Doch sein Hund hat noch einige Jahre vor sich und der Gedanke, dass Goodyear einsam verhungert, bringt Finch fast um den Verstand. Und so baut er aus den Teilen, die in seiner Firma zur Verfügung stehen, einen weiteren Roboter, der aufrecht laufen kann und lernfähig ist. Und er füttert ihn mit allen relevanten Informationen, die er in der Stadt finden konnte. Doch als ein gewaltiger Sturm auf St. Louis zurollt, droht Finch die Zeit wegzulaufen. Und so macht er sich mit Goodyear, Duey und dem neuen, noch namenlosen Roboter, der einmal seinen Job als Hundehalter übernehmen soll, auf den Weg nach Westen. Finch weiß, dass das seine letzte Reise wird. Und er weiß, dass der Roboter durch den überstürzten Abgang nur etwa 70 Prozent seiner Dateien herunterladen konnte. Er braucht noch Input …

Starkes Script, toll inszeniert

Regisseur Miguel Sapochnik ist vor allem als Regisseur von brillanten Serien in Erscheinung getreten. So inszenierte er zwei Folgen von „True Detective“ und einige Folgen von „Game of Thrones“, darunter mit „Battle of the Bastards“ eine der besten überhaupt. Nun bekam er von Apple die Chance, ein Drehbuch von der so genannten Blacklist zu verfilmen. Auf dieser Liste landen jedes Jahr die besten Drehbücher, die nicht umgesetzt wurden. Finch stammt bereits aus dem Jahr 2017. Aber kann ein Mann, der bislang häufig brutale Schlachten und imposante Action-Sequenzen in Szene gesetzt hat, mit so einem ruhigen Stoff wie Finch überhaupt etwas anfangen? Ja, er kann.

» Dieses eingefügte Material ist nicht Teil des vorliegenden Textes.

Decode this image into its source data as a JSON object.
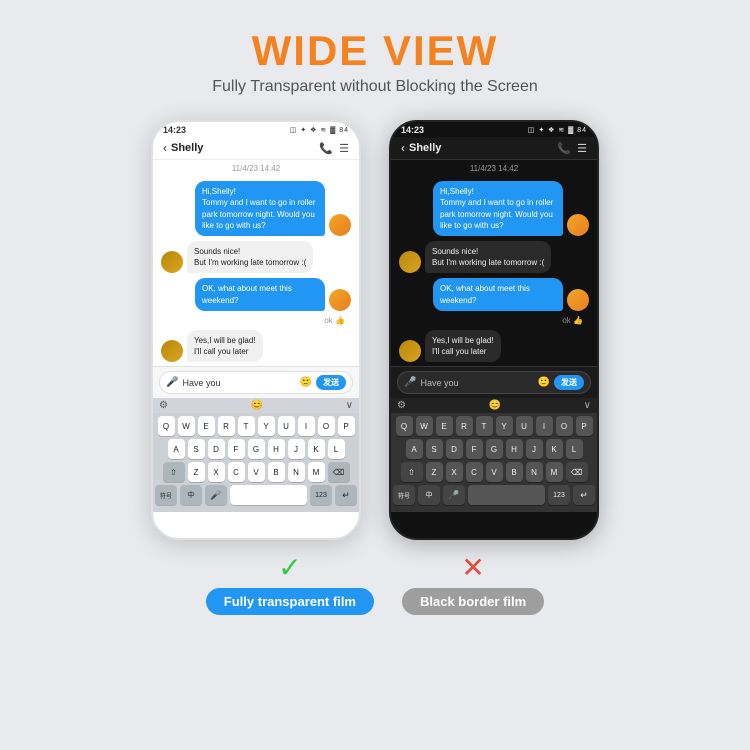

Denn seine behutsame Inszenierung einer eigentlich kleinen Geschichte, in der gar nicht viel passiert, ist fast perfekt. In den vielen ruhigen Passagen des Films verlässt sich Sapochnik zurecht ganz auf seinen Star, der mühelos eine emotionale Verbindung zum Publikum herstellt. Schon zu Beginn, wenn Finch in den Trümmern der untergegangenen Welt nach Nahrung sucht und dabei „American Pie“ singt, einen zutiefst melancholischen Song über den Tod von Buddy Holly, setzt Sapochnik den Kurs seinen Films fest – und weicht nicht mehr von ihm ab. Und in den wenigen Action-Passagen zeigt Sapochnik, wie gut er solche Momente beherrscht.

Tom Hanks
Damit sein geliebter Hund nach seinem Tod nicht allein ist, baut Finch einen Roboter als neues Herrchen.

Ein umwerfendes Trio

Wer nun einen durchgehend tieftraurigen Film erwartet, wird überrascht. Das tolle Script von Craig Luck und Ivor Powell setzt immer wieder witzige und auch anrührende Akzente. Und hat das nicht nur einem Schauspieler zu verdanken. Denn Hanks agiert mit dem Roboter, der später den Namen Jeff bekommt und absolut grandios im englischen Original von Caleb Landry Jones gesprochen wird, so intensiv, dass der Zuschauer Mühe hat, Jeff nicht als lebendiges Wesen zu sehen. Und auch Hanks‘ Szenen mit Seamus, der hier wirklich als Schauspieler gesehen werden muss, so stark ist sein Beitrag zum Film, gehen unter die Haut. Die Art, wie hier ein Mensch, ein Hund und ein von Tricktechnik zum Leben erweckter Charakter zusammen eine Story erzählen, ist beeindruckend.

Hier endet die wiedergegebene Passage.